D. The Immigration Reform and Control Act: Congress Sanctions the Employment of Undocumented Workers

The Immigration and Naturalization Act (“INA”) did not prohibit the employment of undocumented workers until Congress amended it by passing the Immigration Reform and Control Act of 1986 (“IRCA”), two years after the Supreme Court decided Sure-Tan, Inc. The IRCA prohibits the employment of undocumented workers and provides both civil and criminal penalties for employers who knowingly hire undocumented workers.

Congress intended IRCA’s employer sanctions to deter illegal immigration by complementing the enforcement of wage and hour laws of the Fair Labor Standards Act (“FLSA”) with respect to undocumented workers. Congress believed that uniform enforcement of worker protection laws with respect to undocumented and legal workers alike would remove the economic incentive for employers to hire undocumented workers over legally authorized workers. The IRCA’s passage was a response to Congress’ perception that programs intended to deter illegal immigration, by targeting the employers of undocumented workers, were not sufficiently effective and that sanctions would provide additional deterrence. The IRCA’s legislative history indicates that Congress intended employer sanctions to complement, rather than replace, enforcement of worker protection laws.

E. Del Rey Tortilleria, Inc. v. NLRB: The Seventh Circuit Prohibits Back Pay Until Proof of Authorization to Work

In 1992, the Seventh Circuit Court of Appeals, in Del Rey Tortilleria, Inc. v. NLRB, also addressed whether Sure-Tan, Inc. precluded the NLRB from awarding back pay where undocumented workers remained in the United States after their unlawful discharge. The court concluded that an undocumented worker who remains in the United States after an unlawful discharge may not receive back pay for his employer’s NLRA violation until he demonstrates that he was legally present and entitled to work. Because NLRA back pay was a remedial measure, the court reasoned that the worker had not suffered any compensable harm unless he could show that he was legally employable during the back pay period. The court interpreted Sure-Tan, Inc. to prohibit undocumented workers from receiving back pay before showing proof of legal employment status.

Although the court decided Del Rey Tortilleria, Inc. after the IRCA’s passage, the illegality of employing undocumented workers was not a factor in the court’s decision to preclude back pay because Del Ray Tortilleria, Inc. hired the workers prior to the IRCA’s passage. The court acknowledged that the IRCA did not control the rights of the parties but noted in dicta that the IRCA would preclude back pay for undocumented workers discharged in violation of the NLRA.

F. NLRB v.

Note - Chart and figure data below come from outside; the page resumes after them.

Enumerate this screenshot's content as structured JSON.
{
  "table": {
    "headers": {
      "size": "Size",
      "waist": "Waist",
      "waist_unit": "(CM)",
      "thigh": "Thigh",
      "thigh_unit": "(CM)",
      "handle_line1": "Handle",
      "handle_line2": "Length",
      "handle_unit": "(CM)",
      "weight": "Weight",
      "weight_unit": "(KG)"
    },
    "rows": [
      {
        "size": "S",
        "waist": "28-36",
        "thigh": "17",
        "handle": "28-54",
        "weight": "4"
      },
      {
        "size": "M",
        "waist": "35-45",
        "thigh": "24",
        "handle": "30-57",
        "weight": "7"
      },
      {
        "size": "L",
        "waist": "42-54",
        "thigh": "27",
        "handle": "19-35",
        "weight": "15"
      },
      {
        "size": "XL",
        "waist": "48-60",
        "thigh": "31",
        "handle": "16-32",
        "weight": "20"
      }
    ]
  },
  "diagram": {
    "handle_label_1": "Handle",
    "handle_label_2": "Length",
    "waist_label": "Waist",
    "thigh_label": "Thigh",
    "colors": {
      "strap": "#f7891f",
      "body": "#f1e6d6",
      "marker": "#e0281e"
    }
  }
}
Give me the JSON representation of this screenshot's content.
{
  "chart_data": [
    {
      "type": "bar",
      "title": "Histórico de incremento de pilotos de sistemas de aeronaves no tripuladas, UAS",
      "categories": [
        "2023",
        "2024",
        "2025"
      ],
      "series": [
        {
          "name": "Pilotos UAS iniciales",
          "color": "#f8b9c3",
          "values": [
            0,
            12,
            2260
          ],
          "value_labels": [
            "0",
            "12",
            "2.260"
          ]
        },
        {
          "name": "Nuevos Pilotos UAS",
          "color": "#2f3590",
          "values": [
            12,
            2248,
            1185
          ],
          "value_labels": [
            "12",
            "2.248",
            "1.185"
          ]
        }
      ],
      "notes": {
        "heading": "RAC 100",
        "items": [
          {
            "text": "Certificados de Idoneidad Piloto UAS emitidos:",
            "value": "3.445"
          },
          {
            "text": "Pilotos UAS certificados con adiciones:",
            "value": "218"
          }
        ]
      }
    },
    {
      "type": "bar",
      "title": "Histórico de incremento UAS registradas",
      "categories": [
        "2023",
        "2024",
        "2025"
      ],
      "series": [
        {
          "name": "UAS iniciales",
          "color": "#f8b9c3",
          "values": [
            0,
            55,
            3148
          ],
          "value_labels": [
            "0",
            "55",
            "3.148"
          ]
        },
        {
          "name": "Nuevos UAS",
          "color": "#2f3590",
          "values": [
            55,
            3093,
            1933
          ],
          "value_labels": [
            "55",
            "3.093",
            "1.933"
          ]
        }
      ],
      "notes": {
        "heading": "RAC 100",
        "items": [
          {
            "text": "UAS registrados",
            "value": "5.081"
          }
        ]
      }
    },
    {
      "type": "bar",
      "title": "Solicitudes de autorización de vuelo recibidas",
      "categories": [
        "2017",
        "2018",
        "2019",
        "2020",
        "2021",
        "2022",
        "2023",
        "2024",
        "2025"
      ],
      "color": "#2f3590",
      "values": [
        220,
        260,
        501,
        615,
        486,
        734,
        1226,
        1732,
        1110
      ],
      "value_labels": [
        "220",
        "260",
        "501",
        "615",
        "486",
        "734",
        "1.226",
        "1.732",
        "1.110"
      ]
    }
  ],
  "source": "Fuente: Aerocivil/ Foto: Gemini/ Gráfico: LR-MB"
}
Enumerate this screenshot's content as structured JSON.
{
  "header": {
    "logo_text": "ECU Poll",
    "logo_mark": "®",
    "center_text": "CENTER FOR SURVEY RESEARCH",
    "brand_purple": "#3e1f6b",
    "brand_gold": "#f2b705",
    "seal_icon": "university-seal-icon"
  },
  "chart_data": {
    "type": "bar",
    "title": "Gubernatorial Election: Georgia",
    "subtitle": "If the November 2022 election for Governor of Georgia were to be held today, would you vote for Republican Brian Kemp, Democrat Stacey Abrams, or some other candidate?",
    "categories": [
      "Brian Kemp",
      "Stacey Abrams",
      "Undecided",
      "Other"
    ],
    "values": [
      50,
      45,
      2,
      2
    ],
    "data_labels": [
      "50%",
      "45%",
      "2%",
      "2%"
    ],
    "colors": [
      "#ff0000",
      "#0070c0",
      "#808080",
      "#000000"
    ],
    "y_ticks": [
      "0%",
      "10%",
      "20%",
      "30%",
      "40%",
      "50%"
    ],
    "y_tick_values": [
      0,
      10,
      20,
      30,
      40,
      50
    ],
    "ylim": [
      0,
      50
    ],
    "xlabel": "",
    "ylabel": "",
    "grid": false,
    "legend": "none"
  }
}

A.P.R.A. Fuel Oil Buyers Group, Inc.: The Second Circuit Allows Back Pay Pending Authorization for a Reasonable Time

In 1997, the Second Circuit Court of Appeals, in NLRB v. A.P.R.A. Fuel Oil Buyers Group, Inc., enforced an NLRB order that represented a new NLRB policy regarding the availability of back pay to undocumented workers. In A.P.R.A. Fuel Oil Buyers Group, Inc., an employer violated the IRCA by hiring employees who it knew were undocumented and then violated NLRA section 8(a)(3) by firing the undocumented workers after they supported a union. The NLRB ordered reinstatement contingent upon the workers’ successful application for green cards. The NLRB tailored its back pay award so that it would not conflict with the IRCA by awarding back pay for the period between the unlawful discharge and the conditional reinstatement, or for a reasonable time after the discharge if the workers did not obtain authorization to work. The Second Circuit Court of Appeals held that the IRCA’s passage did not diminish the availability of NLRA remedies. The court relied in part on Congress’ statements that it intended the IRCA to deter employers from hiring undocumented workers. Consequently, Congress did not intend to diminish labor protections then available.